Crystal Brunelle says
I have been a re-reader, but I don't re-read as often anymore. I feel like there are too many new books and I can't keep up. I do re-read once in a while though. The best re-read ever was the Harry Potter series all in one go. I read them as they were coming out with a lot of time in between. Reading them again in big gulps was amazing.
I have also re-read LOTR, the Narnia series, Little House, Little Women, Jane Austen's works, and To Kill a Mockingbird. Mostly it has been classics that I go back to from childhood. Sometimes I also re-read simply because I flew through a book so quickly & it was good so I want to make sure I didn't miss things like with Yaqui Delgado & Gabi.
Disappointments have been Little Women and Little House. Little Women because I loved Jo and when I was growing up I thought she was such a rebel, but she ultimately does conform for the most part. For the time, Alcott was a feminist, but to see Jo modifying herself is harder as an adult. Little House is also tough now that I have interacted with Debbie Reese and seen how damaging the white settler narrative can be. I much prefer Louise Erdrich's series now – The Birchbark House.
I had some of the same issues with To Kill a Mockingbird, but I do want to read the next one because it appears that it delves into some of that notion of idolizing that happened before and looks into those murkier areas of racism.
admin says
It's really interesting to me how learning how others have read and taken a book — like you mention with Little House — impacts my reread or thinking on that particular book. I think in cases like that especially, when there are really painful stereotypes involved that, as a kid you aren't always paying attention to, it's hard to look away as an adult with the knowledge.
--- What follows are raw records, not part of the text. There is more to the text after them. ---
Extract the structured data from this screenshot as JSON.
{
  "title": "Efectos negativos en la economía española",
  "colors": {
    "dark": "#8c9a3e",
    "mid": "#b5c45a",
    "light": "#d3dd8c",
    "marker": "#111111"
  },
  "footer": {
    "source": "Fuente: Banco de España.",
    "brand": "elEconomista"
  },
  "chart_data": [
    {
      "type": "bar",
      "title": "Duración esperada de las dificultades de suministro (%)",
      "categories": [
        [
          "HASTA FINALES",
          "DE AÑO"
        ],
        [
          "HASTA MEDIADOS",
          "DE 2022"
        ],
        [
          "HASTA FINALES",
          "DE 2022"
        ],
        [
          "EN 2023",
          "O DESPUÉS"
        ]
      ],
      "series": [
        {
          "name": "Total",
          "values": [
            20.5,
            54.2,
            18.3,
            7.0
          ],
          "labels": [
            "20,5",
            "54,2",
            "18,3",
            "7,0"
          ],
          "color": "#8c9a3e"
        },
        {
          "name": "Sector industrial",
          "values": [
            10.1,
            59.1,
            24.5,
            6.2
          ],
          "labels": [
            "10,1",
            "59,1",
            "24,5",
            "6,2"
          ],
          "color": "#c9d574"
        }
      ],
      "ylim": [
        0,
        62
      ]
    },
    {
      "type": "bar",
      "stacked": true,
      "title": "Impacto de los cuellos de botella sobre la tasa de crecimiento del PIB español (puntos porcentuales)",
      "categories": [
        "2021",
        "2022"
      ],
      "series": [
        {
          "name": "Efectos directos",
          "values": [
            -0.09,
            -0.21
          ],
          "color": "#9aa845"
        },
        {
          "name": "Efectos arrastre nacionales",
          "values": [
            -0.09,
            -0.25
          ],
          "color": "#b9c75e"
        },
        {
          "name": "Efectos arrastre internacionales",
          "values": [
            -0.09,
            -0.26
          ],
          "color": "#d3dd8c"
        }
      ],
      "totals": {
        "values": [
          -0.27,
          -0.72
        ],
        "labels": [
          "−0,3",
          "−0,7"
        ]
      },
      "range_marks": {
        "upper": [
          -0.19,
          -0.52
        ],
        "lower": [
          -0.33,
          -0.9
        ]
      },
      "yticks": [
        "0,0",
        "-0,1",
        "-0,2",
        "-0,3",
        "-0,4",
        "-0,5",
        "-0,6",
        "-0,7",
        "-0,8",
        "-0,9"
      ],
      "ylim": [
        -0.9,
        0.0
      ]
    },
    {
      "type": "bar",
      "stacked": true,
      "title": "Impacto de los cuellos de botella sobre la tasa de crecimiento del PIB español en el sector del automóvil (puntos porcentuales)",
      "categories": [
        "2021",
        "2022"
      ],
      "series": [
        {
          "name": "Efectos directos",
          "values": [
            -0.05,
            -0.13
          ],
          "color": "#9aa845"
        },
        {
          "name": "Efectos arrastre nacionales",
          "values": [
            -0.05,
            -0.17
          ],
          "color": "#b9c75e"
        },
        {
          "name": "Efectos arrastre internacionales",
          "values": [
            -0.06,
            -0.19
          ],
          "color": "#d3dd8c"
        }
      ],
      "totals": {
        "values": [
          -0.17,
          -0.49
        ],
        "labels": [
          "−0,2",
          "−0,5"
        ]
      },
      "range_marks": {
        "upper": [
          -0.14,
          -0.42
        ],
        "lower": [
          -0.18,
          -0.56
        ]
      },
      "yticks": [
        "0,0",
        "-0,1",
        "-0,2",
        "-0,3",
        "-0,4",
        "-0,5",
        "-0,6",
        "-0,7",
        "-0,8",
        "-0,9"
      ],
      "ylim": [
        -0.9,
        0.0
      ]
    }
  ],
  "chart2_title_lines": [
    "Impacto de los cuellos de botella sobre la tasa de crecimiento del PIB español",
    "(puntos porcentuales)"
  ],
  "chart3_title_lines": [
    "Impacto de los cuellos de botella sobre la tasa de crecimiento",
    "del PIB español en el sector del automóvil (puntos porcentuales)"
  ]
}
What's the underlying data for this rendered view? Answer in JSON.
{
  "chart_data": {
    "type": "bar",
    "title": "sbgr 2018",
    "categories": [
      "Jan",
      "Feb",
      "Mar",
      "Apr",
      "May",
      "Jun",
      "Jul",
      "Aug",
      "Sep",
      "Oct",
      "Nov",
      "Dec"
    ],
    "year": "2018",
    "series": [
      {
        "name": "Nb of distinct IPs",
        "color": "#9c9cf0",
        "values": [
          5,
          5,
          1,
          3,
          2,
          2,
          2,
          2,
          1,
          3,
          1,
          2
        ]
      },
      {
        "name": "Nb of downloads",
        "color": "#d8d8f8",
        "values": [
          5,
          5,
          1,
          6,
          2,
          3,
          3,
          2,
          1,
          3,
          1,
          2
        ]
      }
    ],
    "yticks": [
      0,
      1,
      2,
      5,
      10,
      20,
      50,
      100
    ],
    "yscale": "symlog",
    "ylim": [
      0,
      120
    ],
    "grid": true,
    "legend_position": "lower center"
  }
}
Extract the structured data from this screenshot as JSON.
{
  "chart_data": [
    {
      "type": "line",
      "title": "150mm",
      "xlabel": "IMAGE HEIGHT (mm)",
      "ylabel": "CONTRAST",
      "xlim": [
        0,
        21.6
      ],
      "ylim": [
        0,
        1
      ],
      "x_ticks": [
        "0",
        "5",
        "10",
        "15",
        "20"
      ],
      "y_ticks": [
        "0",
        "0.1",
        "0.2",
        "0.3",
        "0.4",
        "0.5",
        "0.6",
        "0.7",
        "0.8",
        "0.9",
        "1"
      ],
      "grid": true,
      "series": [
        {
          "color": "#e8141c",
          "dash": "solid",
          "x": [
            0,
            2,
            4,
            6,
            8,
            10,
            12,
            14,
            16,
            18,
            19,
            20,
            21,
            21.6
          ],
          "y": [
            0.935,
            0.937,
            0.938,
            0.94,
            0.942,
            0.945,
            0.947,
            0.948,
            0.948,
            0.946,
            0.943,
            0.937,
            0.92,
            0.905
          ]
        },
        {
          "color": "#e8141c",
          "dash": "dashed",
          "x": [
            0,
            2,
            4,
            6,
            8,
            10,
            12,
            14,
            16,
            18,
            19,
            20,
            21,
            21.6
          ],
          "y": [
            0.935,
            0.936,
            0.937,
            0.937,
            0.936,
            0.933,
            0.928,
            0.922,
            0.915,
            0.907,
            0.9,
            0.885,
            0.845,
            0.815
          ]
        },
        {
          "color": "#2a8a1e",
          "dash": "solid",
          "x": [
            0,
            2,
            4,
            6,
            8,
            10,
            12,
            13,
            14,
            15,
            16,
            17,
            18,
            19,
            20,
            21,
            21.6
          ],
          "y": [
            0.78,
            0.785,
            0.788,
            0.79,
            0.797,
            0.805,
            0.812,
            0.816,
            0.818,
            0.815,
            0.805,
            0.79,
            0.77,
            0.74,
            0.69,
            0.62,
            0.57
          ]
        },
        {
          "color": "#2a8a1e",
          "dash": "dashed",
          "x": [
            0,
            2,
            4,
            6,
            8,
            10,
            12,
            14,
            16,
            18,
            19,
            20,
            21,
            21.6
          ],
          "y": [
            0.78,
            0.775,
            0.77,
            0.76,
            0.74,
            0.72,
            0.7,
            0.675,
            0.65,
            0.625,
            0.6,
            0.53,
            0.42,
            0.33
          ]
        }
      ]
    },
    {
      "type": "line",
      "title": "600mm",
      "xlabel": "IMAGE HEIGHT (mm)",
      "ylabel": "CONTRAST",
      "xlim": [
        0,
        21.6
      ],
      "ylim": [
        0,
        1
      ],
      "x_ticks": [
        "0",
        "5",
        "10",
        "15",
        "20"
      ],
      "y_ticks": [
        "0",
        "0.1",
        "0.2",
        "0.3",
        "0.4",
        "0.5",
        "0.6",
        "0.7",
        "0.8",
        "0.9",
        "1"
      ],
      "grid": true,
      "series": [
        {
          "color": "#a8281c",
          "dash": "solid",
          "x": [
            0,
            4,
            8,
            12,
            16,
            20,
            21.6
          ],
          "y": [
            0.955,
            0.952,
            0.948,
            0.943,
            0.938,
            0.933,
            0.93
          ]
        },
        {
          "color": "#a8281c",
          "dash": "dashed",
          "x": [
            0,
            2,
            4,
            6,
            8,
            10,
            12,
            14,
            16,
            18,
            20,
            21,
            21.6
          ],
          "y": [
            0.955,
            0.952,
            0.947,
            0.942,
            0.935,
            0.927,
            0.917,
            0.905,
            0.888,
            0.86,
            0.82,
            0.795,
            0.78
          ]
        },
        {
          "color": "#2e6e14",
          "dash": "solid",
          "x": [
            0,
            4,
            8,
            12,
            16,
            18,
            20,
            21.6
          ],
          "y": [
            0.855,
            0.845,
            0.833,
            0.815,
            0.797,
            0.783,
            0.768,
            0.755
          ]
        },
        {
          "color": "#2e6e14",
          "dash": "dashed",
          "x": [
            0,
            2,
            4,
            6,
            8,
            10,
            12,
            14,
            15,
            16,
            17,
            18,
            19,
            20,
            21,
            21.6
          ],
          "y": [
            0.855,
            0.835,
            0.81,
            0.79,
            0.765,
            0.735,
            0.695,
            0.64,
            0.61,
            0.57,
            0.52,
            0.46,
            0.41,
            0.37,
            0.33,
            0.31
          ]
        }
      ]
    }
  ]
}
And more, then you can use that knowledge to find better books. It's been years since I read the Little House books…I think maybe 5th grade was when I read them…but Erdrich proved strong to me in the book of hers I read and I can see how her work would be more palatable (that's not the word I want, but I think you get my drift!) to you as an adult with the knowledge you have.
I bought Go Set A Watchman but I don't know yet when/if I'll read it. I wanted to cancel my preorder after rereading TKAM, but I couldn't. So now I have it and have to make the argument with myself on the pros/cons of it.